I have problems with reading text from an external XML. Flash doesn't seem to have problem with ascii characters from (32-127), but it isn't able to show extended characters (128 - 255). In that XML i have for example „ (DEC: 132) and “ (DEC:147). In the XML those characters are not visible, but still there. Flash isn't able to show them. My approach was to get each charCode and convert it to string, but that does only work for printable characters.
var textToConvert:String = xml.parameters.text[1].value;
trace("LENGTH = "+textToConvert.length);
var test:String="";
for(var i:int=1;i<textToConvert.length;i++){
trace(textToConvert.charCodeAt(i));
//OCT
trace(textToConvert.charCodeAt(i).toString(8));
//HEX
trace(textToConvert.charCodeAt(i).toString(16));
//HEX
test += textToConvert.charCodeAt(i).toString(16);
trace("SYMBOL : " +String.fromCharCode(textToConvert.charCodeAt(i)))
}
trace("TEST: "+test);
Result:
76
114
4c
SYMBOL : L
132
204
84
SYMBOL : (Not Visible)
The next thing i was doing, is to attach an escape sequence to each char "\x" to the HEX-Value and then convert it to String, but that doesn't work either:
s = "\x93\x93\x84\x93\x84";
ba.writeMultiByte(s,"ASCII");
trace(s);
This was my first approach (not working):
var byteArray:ByteArray = new ByteArray();
byteArray.writeMultiByte(textToConvert,"iso-8859-1");
trace("HIER: "+byteArray.readUTFBytes(byteArray.bytesAvailable));
What would be an universal apporach to solve this problem?
This is the xml, it has hidden ascii characters (quotes).

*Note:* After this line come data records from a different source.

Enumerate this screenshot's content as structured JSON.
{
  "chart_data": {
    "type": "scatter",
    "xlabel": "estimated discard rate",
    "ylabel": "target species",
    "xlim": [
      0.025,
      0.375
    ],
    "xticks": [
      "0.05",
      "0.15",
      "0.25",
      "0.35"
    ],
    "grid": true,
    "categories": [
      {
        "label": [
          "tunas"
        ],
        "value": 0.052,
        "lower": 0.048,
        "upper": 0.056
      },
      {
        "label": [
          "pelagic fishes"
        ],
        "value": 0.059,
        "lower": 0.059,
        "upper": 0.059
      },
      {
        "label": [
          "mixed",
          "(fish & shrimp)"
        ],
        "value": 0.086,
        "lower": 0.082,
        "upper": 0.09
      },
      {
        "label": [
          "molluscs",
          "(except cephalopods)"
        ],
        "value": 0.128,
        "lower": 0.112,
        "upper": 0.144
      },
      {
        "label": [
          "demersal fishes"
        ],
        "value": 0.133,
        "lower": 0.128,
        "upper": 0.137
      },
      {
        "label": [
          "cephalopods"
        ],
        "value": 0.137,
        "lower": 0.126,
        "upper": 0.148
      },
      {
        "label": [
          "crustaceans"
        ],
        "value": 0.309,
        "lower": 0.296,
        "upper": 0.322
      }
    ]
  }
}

I want to parse the values of the nodes including those characters:
Internally AS3 strings are encoded as 16-bit Unicode. They support your characters. It has also decoded it correctly as it has read the correct char code.
Does the font used for output have a glyph capable of rendering it? This applies even to the AS3 console. Your char isn't "empty", it just can't draw it. If you changed your trace to include quotes either side of the character you would see it writes the empty space still.
If you dump it to a TextField instead using a font you know has the correct support then it should work as expected.
If this doesn't meet your needs then you will need to do some kind of conversion. There is no generally accepted library to do this, as it is dependent on your needs. What should be done with single chars that typically need multiple to represent them? ø is normally translated to 'oe' but that may not be suitable in a fixed length string. There isn't an equiv for a most Hebrew, Cyrillic, Arabic etc letters. What rules do you want to apply to those? You need to decide what you need then do a conversion that matches those requirements (or pick a library that meets it).